Wear mechanism analysis and its effect on the cutting process of CBN tools during laser ultrasonically assisted turning of tungsten carbide

Tungsten carbide, known for its high hardness and brittleness, presents a challenge in traditional processes due to severe tool wear and shortened tool life, impacting machining efficiency. This paper introduces a hybrid turning method - laser ultrasonically assisted turning (LUAT) - for precision and efficient machining of tungsten carbide. LUAT combines tool ultrasonic vibration with laser-induced workpiece heating to enhance the cutting performance of tungsten carbide. Thermal modeling is utilized to determine suitable LUAT parameters. Comparative experiments are conducted to assess the advantages of LUAT in enhancing tool performance and improving surface quality. Results indicate that, compared to traditional turning, ultrasonically assisted turning, and laser assisted turning, LUAT significantly reduces tool wear and enhances tool lifespan.

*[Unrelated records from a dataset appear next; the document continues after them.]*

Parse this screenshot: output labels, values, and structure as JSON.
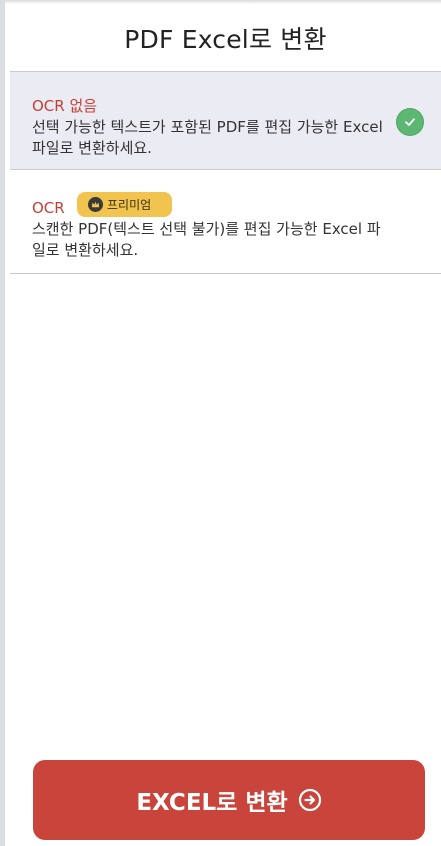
{
  "header": {
    "title": "PDF Excel로 변환"
  },
  "options": [
    {
      "title": "OCR 없음",
      "description": "선택 가능한 텍스트가 포함된 PDF를 편집 가능한 Excel 파일로 변환하세요.",
      "selected": true,
      "icon": "check-icon"
    },
    {
      "title": "OCR",
      "badge": "프리미엄",
      "badge_icon": "crown-icon",
      "description": "스캔한 PDF(텍스트 선택 불가)를 편집 가능한 Excel 파일로 변환하세요.",
      "selected": false
    }
  ],
  "action": {
    "label": "EXCEL로 변환",
    "icon": "arrow-right-circle-icon"
  },
  "colors": {
    "accent": "#c9443a",
    "option_title": "#c63f36",
    "selected_bg": "#ebebf3",
    "check": "#5db672",
    "premium": "#f1c44f"
  }
}
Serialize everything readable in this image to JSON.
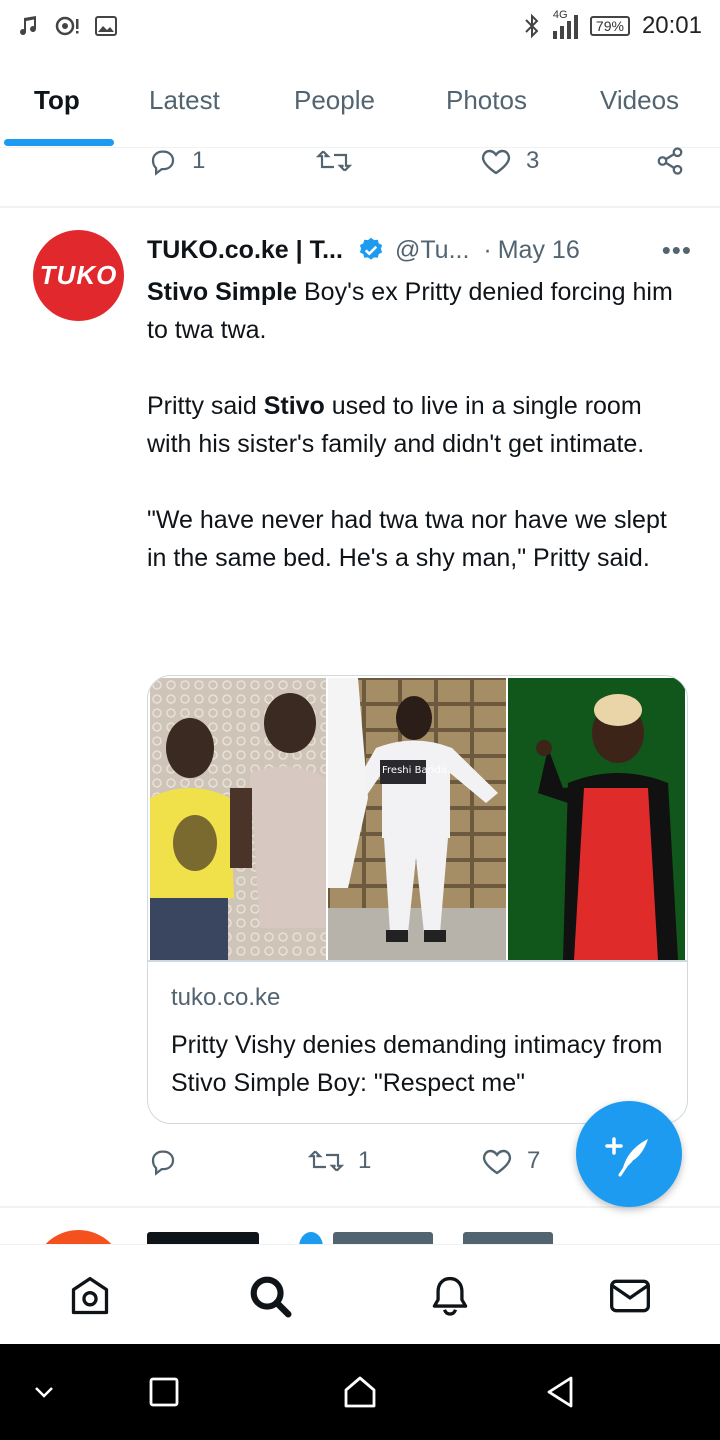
{
  "status_bar": {
    "network": "4G",
    "battery": "79%",
    "time": "20:01"
  },
  "tabs": [
    {
      "label": "Top",
      "active": true
    },
    {
      "label": "Latest",
      "active": false
    },
    {
      "label": "People",
      "active": false
    },
    {
      "label": "Photos",
      "active": false
    },
    {
      "label": "Videos",
      "active": false
    }
  ],
  "previous_tweet": {
    "reply_count": "1",
    "retweet_count": "",
    "like_count": "3"
  },
  "tweet": {
    "avatar_text": "TUKO",
    "author": "TUKO.co.ke | T...",
    "handle": "@Tu...",
    "separator": "·",
    "date": "May 16",
    "more": "•••",
    "text": {
      "p1_bold": "Stivo Simple",
      "p1_rest": " Boy's ex Pritty denied forcing him to twa twa.",
      "p2_start": "Pritty said ",
      "p2_bold": "Stivo",
      "p2_rest": " used to live in a single room with his sister's family and didn't get intimate.",
      "p3": "\"We have never had twa twa nor have we slept in the same bed. He's a shy man,\" Pritty said."
    },
    "card": {
      "domain": "tuko.co.ke",
      "title": "Pritty Vishy denies demanding intimacy from Stivo Simple Boy: \"Respect me\"",
      "image_text": "Freshi Barida."
    },
    "reply_count": "",
    "retweet_count": "1",
    "like_count": "7"
  },
  "colors": {
    "accent": "#1d9bf0",
    "secondary_text": "#536471",
    "tuko_red": "#e0282d"
  },
  "icons": {
    "bottom_nav": [
      "home-icon",
      "search-icon",
      "notifications-icon",
      "messages-icon"
    ],
    "system_nav": [
      "chevron-down-icon",
      "recents-icon",
      "home-outline-icon",
      "back-icon"
    ]
  }
}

In LUAT of tungsten carbide, the tool wear on the rake face exhibits long strips parallel to the tool edge, while the flank face presents triangular wear land, shallow pits, and grooves. Investigation into wear characteristics and mechanisms of cubic boron nitride (CBN) tools reveals that adhesion, oxidation, and diffusion are major wear factors, with chipping and tipping being abnormal wear patterns for CBN tools. Intensified tool wear elevates cutting forces and cutting temperatures, deteriorating the surface quality of tungsten carbide turning. However, LUAT mitigates these effects, resulting in lower cutting forces and temperatures within the same wear time, improving surface quality.